Shenzhen Key Laboratory of Molecular Epidemiology (Y.X., J.X., J.C., Y.Z., YK.), Shenzhen Center for Disease Control and Prevention, Guangdong, China.
Key Laboratory of Modern Toxicology of Shenzhen (H.H., X.Y.), Shenzhen Center for Disease Control and Prevention, Guangdong, China.
Circulation. 2019 May 7;139(19):2260-2277. doi: 10.1161/CIRCULATIONAHA.118.036336.
Elevated levels of S-adenosylhomocysteine (SAH), the precursor of homocysteine, are positively associated with the risk of cardiovascular disease and with the development and progression of atherosclerosis. However, the role of SAH in endothelial dysfunction is unclear.
Apolipoprotein E-deficient ( apoE) mice received dietary supplementation with the SAH hydrolase (SAHH) inhibitor adenosine dialdehyde or were intravenously injected with a retrovirus expressing SAHH shRNA. These 2 approaches, along with the heterozygous SAHH gene knockout ( SAHH) mouse model, were used to elevate plasma SAH levels and to examine the role of SAH in aortic endothelial dysfunction. The relationship between plasma SAH levels and endothelial dysfunction was also investigated in human patients with coronary artery disease and healthy control subjects.
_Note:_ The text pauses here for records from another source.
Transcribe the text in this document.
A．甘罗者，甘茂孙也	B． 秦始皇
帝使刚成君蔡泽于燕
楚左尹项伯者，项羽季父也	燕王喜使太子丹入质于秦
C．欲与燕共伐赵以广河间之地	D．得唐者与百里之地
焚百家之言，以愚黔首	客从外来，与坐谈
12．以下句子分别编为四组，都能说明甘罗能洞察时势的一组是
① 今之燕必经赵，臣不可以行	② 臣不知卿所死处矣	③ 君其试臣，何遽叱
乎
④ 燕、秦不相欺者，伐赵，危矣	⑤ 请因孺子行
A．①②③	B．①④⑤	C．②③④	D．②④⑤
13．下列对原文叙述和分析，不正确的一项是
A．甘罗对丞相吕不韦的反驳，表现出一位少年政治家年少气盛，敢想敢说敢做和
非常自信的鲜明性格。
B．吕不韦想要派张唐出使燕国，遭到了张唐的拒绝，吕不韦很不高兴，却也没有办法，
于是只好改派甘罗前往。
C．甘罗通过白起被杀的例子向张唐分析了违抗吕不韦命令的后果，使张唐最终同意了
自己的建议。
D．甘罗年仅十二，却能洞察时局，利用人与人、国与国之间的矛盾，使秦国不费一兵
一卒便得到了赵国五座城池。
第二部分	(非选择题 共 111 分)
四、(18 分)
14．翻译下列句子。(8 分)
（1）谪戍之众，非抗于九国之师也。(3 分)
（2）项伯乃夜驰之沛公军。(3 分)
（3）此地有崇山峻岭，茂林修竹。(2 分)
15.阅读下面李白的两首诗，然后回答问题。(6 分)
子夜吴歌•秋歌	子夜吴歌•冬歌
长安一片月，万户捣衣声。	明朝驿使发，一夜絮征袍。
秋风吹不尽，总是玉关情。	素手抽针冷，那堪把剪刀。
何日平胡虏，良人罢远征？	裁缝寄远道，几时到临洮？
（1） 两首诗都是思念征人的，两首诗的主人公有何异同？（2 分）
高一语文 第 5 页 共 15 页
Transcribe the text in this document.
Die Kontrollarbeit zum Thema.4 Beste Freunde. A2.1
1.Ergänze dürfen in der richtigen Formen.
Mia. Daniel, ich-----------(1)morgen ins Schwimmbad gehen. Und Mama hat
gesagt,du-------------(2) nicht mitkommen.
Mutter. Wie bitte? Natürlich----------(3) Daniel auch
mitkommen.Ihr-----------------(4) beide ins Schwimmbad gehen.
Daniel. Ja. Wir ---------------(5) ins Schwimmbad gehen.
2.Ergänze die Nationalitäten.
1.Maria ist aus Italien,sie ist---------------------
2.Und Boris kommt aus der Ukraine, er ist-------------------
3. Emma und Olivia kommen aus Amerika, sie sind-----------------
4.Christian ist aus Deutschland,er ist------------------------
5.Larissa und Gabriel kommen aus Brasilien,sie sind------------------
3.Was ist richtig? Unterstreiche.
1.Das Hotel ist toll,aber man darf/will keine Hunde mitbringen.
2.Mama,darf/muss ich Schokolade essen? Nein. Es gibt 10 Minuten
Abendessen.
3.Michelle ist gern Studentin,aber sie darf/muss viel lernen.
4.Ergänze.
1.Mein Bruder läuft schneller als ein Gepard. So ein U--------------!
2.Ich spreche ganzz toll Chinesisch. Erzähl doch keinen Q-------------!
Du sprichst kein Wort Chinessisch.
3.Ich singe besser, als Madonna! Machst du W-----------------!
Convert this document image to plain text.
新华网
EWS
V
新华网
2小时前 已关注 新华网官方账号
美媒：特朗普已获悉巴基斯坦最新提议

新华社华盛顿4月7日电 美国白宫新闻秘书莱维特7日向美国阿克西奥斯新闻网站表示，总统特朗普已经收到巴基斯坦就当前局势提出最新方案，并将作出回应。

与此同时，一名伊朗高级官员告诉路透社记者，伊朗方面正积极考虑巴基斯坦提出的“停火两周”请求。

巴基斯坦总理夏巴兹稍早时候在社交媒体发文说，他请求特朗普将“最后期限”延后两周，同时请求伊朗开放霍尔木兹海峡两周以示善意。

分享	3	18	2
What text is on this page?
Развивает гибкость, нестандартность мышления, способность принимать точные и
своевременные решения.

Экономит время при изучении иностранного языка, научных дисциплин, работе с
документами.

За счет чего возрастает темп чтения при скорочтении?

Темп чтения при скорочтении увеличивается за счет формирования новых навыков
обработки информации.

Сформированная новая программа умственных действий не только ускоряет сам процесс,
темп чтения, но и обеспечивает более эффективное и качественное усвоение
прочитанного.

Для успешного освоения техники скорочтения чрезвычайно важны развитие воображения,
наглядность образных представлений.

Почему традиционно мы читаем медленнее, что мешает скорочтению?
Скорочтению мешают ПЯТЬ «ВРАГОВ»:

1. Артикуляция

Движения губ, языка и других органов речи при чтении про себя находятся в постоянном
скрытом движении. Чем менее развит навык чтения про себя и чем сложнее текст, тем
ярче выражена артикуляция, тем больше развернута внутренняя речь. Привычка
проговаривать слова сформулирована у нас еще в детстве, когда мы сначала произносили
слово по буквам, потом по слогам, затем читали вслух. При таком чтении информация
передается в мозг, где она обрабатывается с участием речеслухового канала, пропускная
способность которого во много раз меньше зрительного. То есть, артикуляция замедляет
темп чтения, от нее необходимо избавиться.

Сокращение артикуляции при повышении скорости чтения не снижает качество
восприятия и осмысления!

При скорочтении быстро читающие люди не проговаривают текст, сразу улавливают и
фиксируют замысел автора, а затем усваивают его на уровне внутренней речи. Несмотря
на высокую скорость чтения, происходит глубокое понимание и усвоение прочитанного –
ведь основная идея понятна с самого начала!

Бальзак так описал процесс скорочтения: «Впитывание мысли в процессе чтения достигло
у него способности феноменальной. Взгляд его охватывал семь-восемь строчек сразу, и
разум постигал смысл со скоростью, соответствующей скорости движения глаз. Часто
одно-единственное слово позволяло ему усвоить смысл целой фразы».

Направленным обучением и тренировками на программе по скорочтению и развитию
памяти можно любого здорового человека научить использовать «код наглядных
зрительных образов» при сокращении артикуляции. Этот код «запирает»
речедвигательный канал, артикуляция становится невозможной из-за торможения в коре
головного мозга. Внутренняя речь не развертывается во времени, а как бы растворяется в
Plasma SAH levels were increased in SAHH mice and in apoE mice after dietary administration of adenosine dialdehyde or intravenous injection with SAHH shRNA. SAHH mice or apoE mice with SAHH inhibition showed impaired endothelium-dependent vascular relaxation and decreased nitric oxide bioavailability after treatment with acetylcholine; this was completely abolished by the administration of the endothelial nitric oxide synthase inhibitor N-nitro-l-arginine methyl ester. Furthermore, SAHH inhibition induced production of reactive oxygen species and p66shc expression in the mouse aorta and human aortic endothelial cells. Antioxidants and p66shc siRNA prevented SAHH inhibition-induced generation of reactive oxygen species and attenuated the impaired endothelial vasomotor responses in high-SAH mice. Moreover, inhibition of SAHH induced hypomethylation in the p66shc gene promoter and inhibited expression of DNA methyltransferase 1. Overexpression of DNA methyltransferase 1, induced by transduction of an adenovirus, was sufficient to abrogate SAHH inhibition-induced upregulation of p66shc expression. Finally, plasma SAH levels were inversely associated with flow-mediated dilation and hypomethylation of the p66shc gene promoter and positively associated with oxidative stress levels in patients with coronary artery disease and healthy control subjects.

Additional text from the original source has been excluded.